A few months ago, Antoine and Typhaine had told us that Paris en Couleurs was worth seeing (et en plus, it was free). With the exhibit ending on Monday, we stood in line for about an hour to get in, along with the other latecomers. It was indeed worth the wait. The photography dated from 1907 with the Lumiere brothers. The vibrant colors showed the Paris of all our dreams. My descriptions wouldn’t do the photographs justice.
After the exhibit, Kim, Allen, and I jumped on the metro and visited the book sale at Saint Joseph’s church in the 8th. I’m not sure if this is “the” American church or not, but the volunteers for SOS Helpline, an English support line in Paris, had organized an English book sale here based on donations. Paperbacks were 1 euro each. How could we resist?
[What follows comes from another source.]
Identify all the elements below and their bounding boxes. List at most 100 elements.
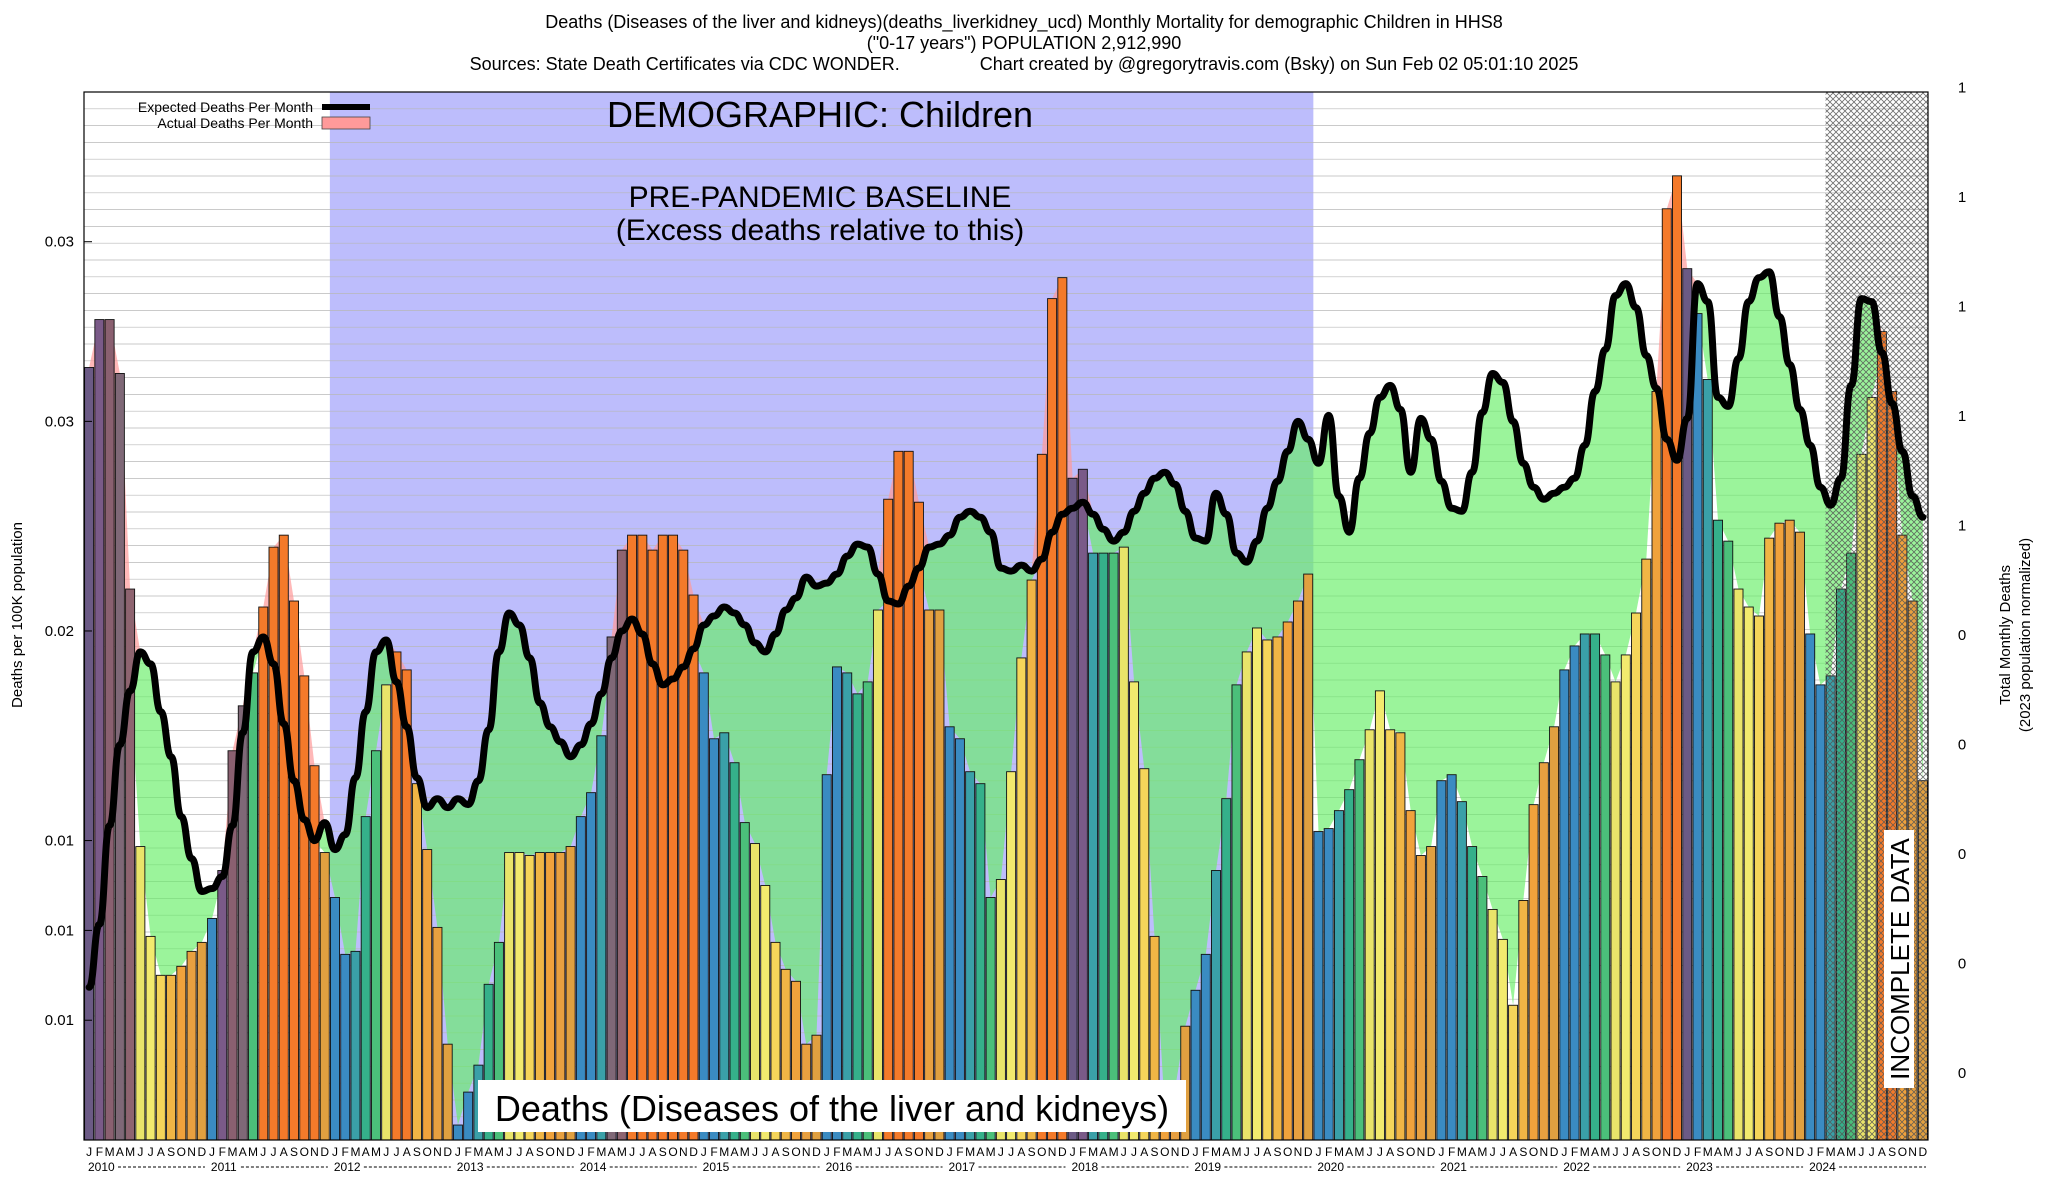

Between the two of us, Allen and I took home 13 books. Allen chose only three of those, but five of mine were Agatha Christies. I haven’t read Agatha Christie in years, but I remember enjoying her books and reading them in a day or two. (I remember an awkward time in middle school when I read our assigned Agatha Christie the evening we were given the book. The next day my teacher joked, “Anyone read the whole thing yet?” Somehow I gave up that I had. Height of loserdom.) In addition to the Agatha Christies (I should mention that I didn’t come close to clearing the table of available Agatha Christies), I also found a copy of The Giver and another of Flat Stanley (would you believe I don’t own that?) that were in excellent condition. Those will make their way back to the States and into my classroom library.
After paying for our purchases (12 euros – about 18 dollars – for 13 books), we parted with Kim and returned home. We snacked on crepes with Nutella (late lunch) and later shared couscous with cherry tomatoes and feta (early dinner) before I left for babysitting. Et voila!